UNE GOUVERNANCE MONDIALE AMPHIGOURIQUE  


Ce nouveau défi qu'incarne l'indopacifique engendre beaucoup de réticence. Il recouvre des constellations de pouvoir disparates :  petits à micro-États, grandes à moyennes puissances. Plus foncièrement, on y trouve des États qui soutiennent la structure de gouvernance mondiale actuelle et d'autres qui aspirent le remodeler, car perçue comme trop entrainés dans un grand débat audacieux sur l'Indopacifique. Ces remises en question s'expriment à de divers degrés dans l'adhésion ou le rejet du concept d'indopacifique. À ce stade, elles interrogent la résilience des organisations et des forums de dialogue et de coopération régionale qui y ont été mis en place, notamment l'ASEAN et ses élargissements : du format initial avec les dix États d'Asie du Sud-Est en 1967 à celui de l'ASEAN plus trois, en 1977, qui voit l'ajout de la Chine, du Japon et de la Corée du Sud. On peut encore mentionner le forum régional de l'ASEAN, établi en 1994 et dédié aux questions de sécurité qui, au-delà des dix pays de l'ASEAN et des trois d'Asie de l'Est, est passé à un format de 27 membres avec, notamment, les États-Unis, la Russie, l'Union-Européenne et la Corée du Nord. L'Asie du Sud y est sous-représenter avec uniquement l'Inde et le Pakistan. De même pour l'Océanie, qui se limite à l'Australie, la Nouvelle-Zélande et la Papouasie-Nouvelle-Guinée. En dépit de sa centralité mentionnées par les tenants de l'indopacifique, l'ASEAN ne peut incarner les dynamiques politico-économiques à l'œuvre au sein de ce vaste espace. À travers cet échiquier géopolitique caverneux, il importe de renforcer les capacités interactives d'organisations sous-régionales comme la Commission de l'océan Indien (COI) et en Asie du Sud, ou la communauté du Pacifique et le Forum des iles du Pacifique (FIP) en Océanie. Dans un contexte de compétition économique et de tensions sur les ressources, penser l'indopacifique entre ces différentes entités et autres forums interétatique de coopération pourrait concourir à la transition énergétique de ce vaste bassin. 

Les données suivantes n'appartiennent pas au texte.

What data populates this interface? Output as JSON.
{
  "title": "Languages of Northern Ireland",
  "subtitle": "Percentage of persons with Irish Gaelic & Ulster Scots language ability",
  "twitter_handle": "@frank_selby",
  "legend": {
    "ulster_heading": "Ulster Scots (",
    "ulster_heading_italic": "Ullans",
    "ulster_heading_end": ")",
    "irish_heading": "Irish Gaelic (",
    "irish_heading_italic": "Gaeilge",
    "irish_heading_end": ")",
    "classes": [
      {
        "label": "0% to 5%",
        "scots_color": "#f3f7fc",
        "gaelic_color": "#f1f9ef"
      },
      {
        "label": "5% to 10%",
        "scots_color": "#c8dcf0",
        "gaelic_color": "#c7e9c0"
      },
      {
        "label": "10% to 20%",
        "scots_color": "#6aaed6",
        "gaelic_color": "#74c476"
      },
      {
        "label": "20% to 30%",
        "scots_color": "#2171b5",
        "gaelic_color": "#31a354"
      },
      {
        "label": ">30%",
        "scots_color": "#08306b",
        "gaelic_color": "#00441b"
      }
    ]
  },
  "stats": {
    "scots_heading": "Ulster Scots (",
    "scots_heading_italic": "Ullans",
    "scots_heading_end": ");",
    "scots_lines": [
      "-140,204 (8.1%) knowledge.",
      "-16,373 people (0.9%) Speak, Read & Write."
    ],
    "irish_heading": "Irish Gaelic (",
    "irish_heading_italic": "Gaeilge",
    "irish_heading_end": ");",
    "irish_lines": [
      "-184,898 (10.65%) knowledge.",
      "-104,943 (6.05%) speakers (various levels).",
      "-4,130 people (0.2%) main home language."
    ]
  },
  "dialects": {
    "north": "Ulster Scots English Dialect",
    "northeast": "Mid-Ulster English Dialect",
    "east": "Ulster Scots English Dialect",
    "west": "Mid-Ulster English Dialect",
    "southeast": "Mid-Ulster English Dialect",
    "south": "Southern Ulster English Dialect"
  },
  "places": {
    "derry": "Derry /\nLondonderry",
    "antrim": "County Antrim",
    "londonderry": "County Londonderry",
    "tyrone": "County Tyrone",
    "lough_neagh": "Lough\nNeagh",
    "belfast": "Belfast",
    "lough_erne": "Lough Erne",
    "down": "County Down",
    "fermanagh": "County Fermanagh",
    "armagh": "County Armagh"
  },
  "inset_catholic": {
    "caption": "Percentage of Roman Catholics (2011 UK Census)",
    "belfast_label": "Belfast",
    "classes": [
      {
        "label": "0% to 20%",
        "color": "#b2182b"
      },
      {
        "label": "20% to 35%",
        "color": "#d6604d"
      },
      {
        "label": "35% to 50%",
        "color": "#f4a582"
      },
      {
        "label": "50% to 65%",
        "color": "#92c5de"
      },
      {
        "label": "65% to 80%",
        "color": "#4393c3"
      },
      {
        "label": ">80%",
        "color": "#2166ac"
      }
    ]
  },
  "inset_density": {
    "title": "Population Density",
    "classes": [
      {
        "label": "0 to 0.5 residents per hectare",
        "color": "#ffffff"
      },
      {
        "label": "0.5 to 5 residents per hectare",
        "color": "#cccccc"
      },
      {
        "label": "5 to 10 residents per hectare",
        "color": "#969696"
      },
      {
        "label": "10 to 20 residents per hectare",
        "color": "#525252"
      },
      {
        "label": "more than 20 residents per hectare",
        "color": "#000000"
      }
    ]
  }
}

Enfin, la prééminence chinoise s'est imposée comme l'élément à partir duquel plusieurs États comprennent et font des choix quant aux mérites d'un ordre mondial encore flottant, incarné par la Chine, et un ordre plus au moins représenté par les États-Unis, mais qui ne satisfait plus. 


Ceci a conduit à une combinaison de hard et de soft power et aux débuts d'une approche coordonnée comprenant une superpuissance, les États-Unis, une puissance technologique et économique, le Japon, et deux puissances pivots, l'Inde et l'Australie. De plus, les États-Unis ont accentué leur emprise militaire dans le Pacifique occidental avec la signature du partenariat (AUKUS) avec l'Australie et le Royaume-Unis en 2021. En cela, la rhétorique des dernières stratégies indopacifiques américaines, comme de la National security stategy et les actions de Washington destinées à limiter l'affirmation chinoise, demeure cohérente.